Gualda's team studied deposits in the Long Valley Caldera in northeastern California, where a violent eruption blew 150 cubic miles of molten rock into the atmosphere, blanketing much of North America with hot ash and dropping the earth's surface more than a mile as it sank into the area once occupied by the magma. That was about 760,000 years ago, but all these years later the region still keeps a lot of scientists on the edge of their seats.

The Long Valley geology began misbehaving again in 1978 when a 5.4 earthquake struck six miles southeast of the caldera, suggesting that the volcano might be reasserting itself. In subsequent years that was followed by swarms of small quakes, which are closely associated with pending volcanic eruptions.

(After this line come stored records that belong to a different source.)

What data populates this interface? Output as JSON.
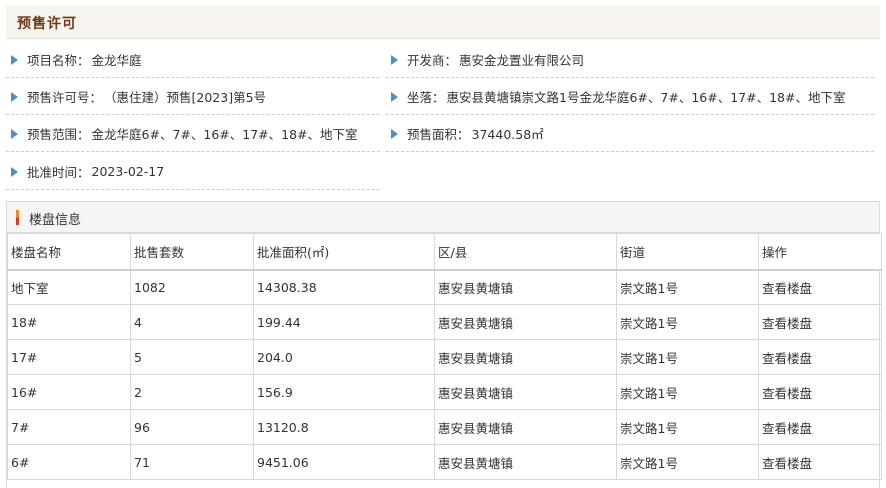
{
  "section": {
    "title": "预售许可"
  },
  "info": {
    "project_name": {
      "label": "项目名称：",
      "value": "金龙华庭"
    },
    "developer": {
      "label": "开发商：",
      "value": "惠安金龙置业有限公司"
    },
    "permit_no": {
      "label": "预售许可号：",
      "value": "（惠住建）预售[2023]第5号"
    },
    "location": {
      "label": "坐落：",
      "value": "惠安县黄塘镇崇文路1号金龙华庭6#、7#、16#、17#、18#、地下室"
    },
    "scope": {
      "label": "预售范围：",
      "value": "金龙华庭6#、7#、16#、17#、18#、地下室"
    },
    "area": {
      "label": "预售面积：",
      "value": "37440.58㎡"
    },
    "approval_date": {
      "label": "批准时间：",
      "value": "2023-02-17"
    }
  },
  "buildings_panel": {
    "title": "楼盘信息",
    "columns": [
      "楼盘名称",
      "批售套数",
      "批准面积(㎡)",
      "区/县",
      "街道",
      "操作"
    ],
    "rows": [
      {
        "name": "地下室",
        "units": "1082",
        "area": "14308.38",
        "district": "惠安县黄塘镇",
        "street": "崇文路1号",
        "action": "查看楼盘"
      },
      {
        "name": "18#",
        "units": "4",
        "area": "199.44",
        "district": "惠安县黄塘镇",
        "street": "崇文路1号",
        "action": "查看楼盘"
      },
      {
        "name": "17#",
        "units": "5",
        "area": "204.0",
        "district": "惠安县黄塘镇",
        "street": "崇文路1号",
        "action": "查看楼盘"
      },
      {
        "name": "16#",
        "units": "2",
        "area": "156.9",
        "district": "惠安县黄塘镇",
        "street": "崇文路1号",
        "action": "查看楼盘"
      },
      {
        "name": "7#",
        "units": "96",
        "area": "13120.8",
        "district": "惠安县黄塘镇",
        "street": "崇文路1号",
        "action": "查看楼盘"
      },
      {
        "name": "6#",
        "units": "71",
        "area": "9451.06",
        "district": "惠安县黄塘镇",
        "street": "崇文路1号",
        "action": "查看楼盘"
      }
    ]
  },
  "colors": {
    "section_title": "#6b3a14",
    "bullet": "#4a8fc7",
    "panel_bar_top": "#f08a24",
    "panel_bar_bottom": "#d63a20"
  }
}
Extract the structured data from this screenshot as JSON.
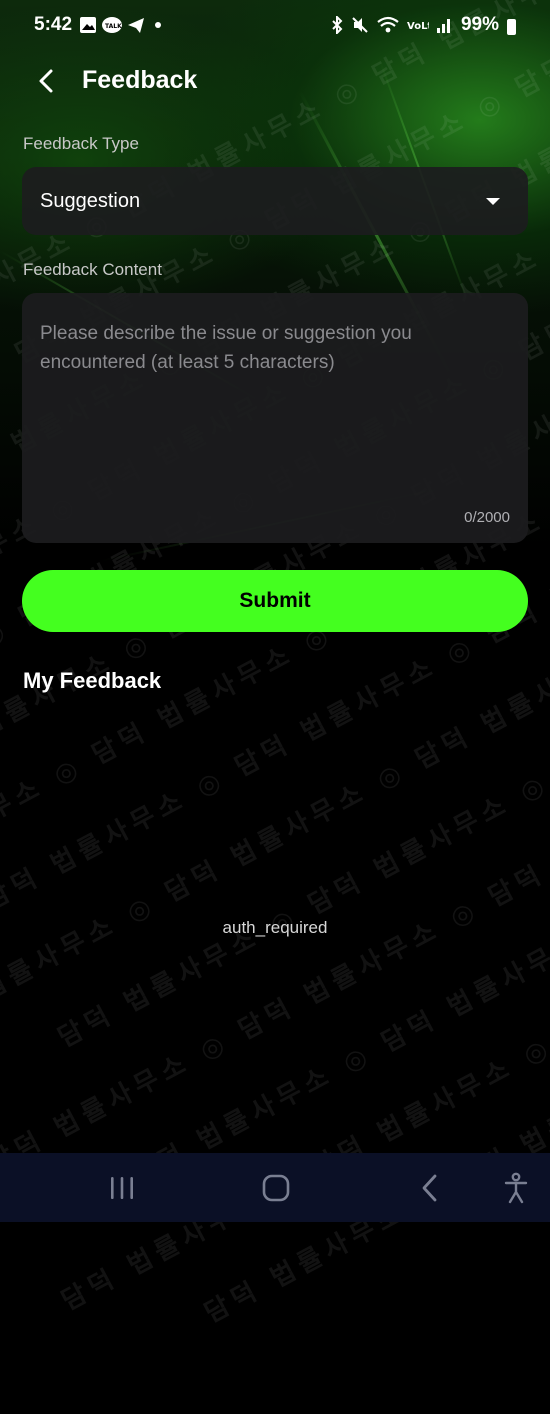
{
  "status_bar": {
    "time": "5:42",
    "battery": "99%",
    "left_icons": [
      "gallery-icon",
      "talk-icon",
      "telegram-icon",
      "dot-icon"
    ],
    "right_icons": [
      "bluetooth-icon",
      "mute-icon",
      "wifi-icon",
      "volte-icon",
      "signal-icon",
      "battery-icon"
    ]
  },
  "header": {
    "title": "Feedback"
  },
  "form": {
    "type_label": "Feedback Type",
    "type_value": "Suggestion",
    "content_label": "Feedback Content",
    "content_placeholder": "Please describe the issue or suggestion you encountered (at least 5 characters)",
    "counter": "0/2000",
    "submit_label": "Submit"
  },
  "my_feedback": {
    "title": "My Feedback",
    "empty_text": "auth_required"
  },
  "watermark_text": "담덕 법률사무소",
  "colors": {
    "accent": "#44ff1f",
    "surface": "#1c1c1e",
    "navbar": "#0b1026"
  }
}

A couple of decades ago, trees began dying on nearby Mammoth Mountain from large amounts of carbon dioxide seeping from the magma, according to the U.S. Geological Survey.

Today, the caldera seems to be quieting down, despite several recent bursts of seismic events, but it is probably the most closely watched volcano on the planet. Scientists with the USGS are keeping a close eye on it, monitoring every little belch, and they insist there is no reason for the folks who live in California to be concerned. At least not yet.

Meanwhile, scientists at Oregon State University have been focusing their attention on Yellowstone National Park, where an eruption a couple of million years ago is believed to have been 2,000 times larger than Mount St. Helens. That region also shows constant signs of seismic unrest, and there have been eruptions there several times in the past, according to the Oregon researchers.

Incidentally, researchers at Washington State University in Pullman, who have also been studying Yellowstone, concluded earlier this year that the big eruption 2 million years ago wasn't one blast, but two, separated by about 6,000 years.

But just because it was split into two parts doesn't mean it was benign. The Washington researchers believe the first blast was the biggest, and it darkened the sky with ash from California to the Mississippi River.

So super-volcanoes cannot be ignored, and now it seems they can pull the trigger much more quickly than anyone had thought.